Die 1984 gebo­re­ne Klä­ge­rin aus Cas­trop-Rau­xel muss­te sich im Jahr 2012 mehr­fach einer Ope­ra­ti­on an der Wir­bel­säu­le unter­zie­hen, da sie anhal­ten­de Beschwer­den zu bekla­gen hat­te. Infol­ge ande­rer Behand­lun­gen mach­te sich der Ein­druck eines Behand­lungs­feh­lers breit. Ihr Pro­zess­be­voll­mäch­tig­ter ver­lang­te von dem beklag­ten Kran­ken­haus sowohl die Behand­lungs­un­ter­la­gen sowie Namen und Anschrif­ten der jeweils behan­deln­den Ärz­te.
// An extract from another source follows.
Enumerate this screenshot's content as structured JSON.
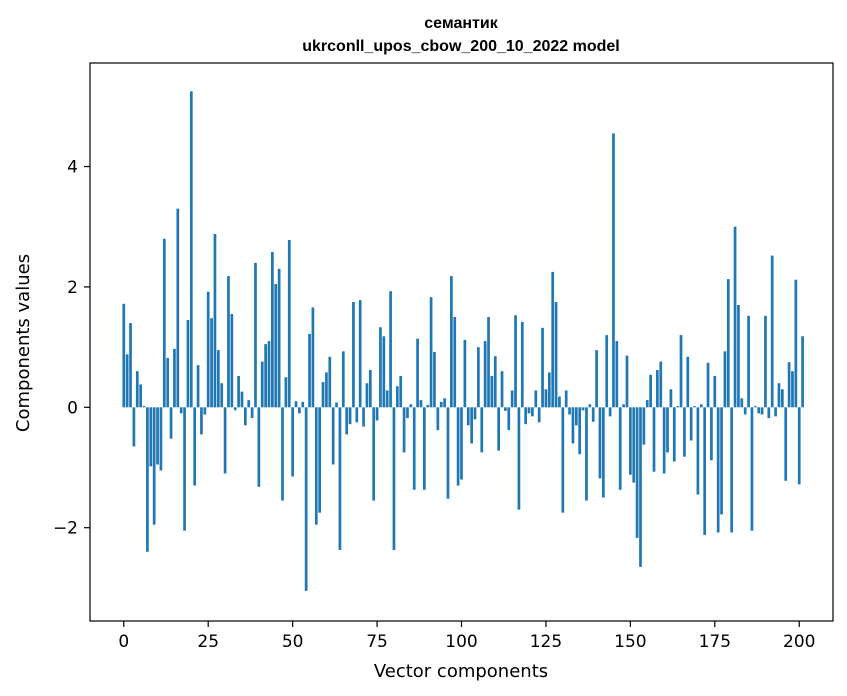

Die Behand­lungs­un­ter­la­gen wur­den der Pati­en­tin zur Ver­fü­gung gestellt, die gefor­der­ten per­sön­li­chen Daten der Ärz­te hin­ge­gen nicht.

Die Pati­en­tin erhob eine Arzt­haf­tungs­kla­ge (Az.: 6 O 19/16), die der­zeit noch bear­bei­tet wird. Zudem reich­te sie eine Aus­kunfts­kla­ge (Az.: 6 O 9/16) bei dem Land­ge­richt Bochum ein.

Entscheidung

Nach der Ent­schei­dung des Land­ge­richts Bochum ste­hen der Klä­ge­rin kei­ne Ansprü­che auf die per­sön­li­chen Daten der Ärz­te zu. Der 26. Zivil­se­nat des Ober­lan­des­ge­richts Hamm bestä­tig­te die­ses erst­in­stanz­li­che Urteil (Az.: 26 U 117/16).

Laut dem Urteil des Senats steht einem Pati­en­ten nur dann ein der­ar­ti­ger Aus­kunfts­an­spruch zu, wenn ein berech­tig­tes Inter­es­se an die­sen Daten nach­ge­wie­sen wer­den kann. So müs­se dar­ge­legt wer­den, dass die jewei­li­gen Ärz­te ent­we­der als Zeu­gen oder als Anspruchs­geg­ner auf­grund eines Behand­lungs­feh­lers in Betracht kom­men könn­ten. Da in die­sem Fall jedoch pau­schal Daten ver­langt wur­den, muss­te der Aus­kunfts­an­spruch hier abge­spro­chen wer­den.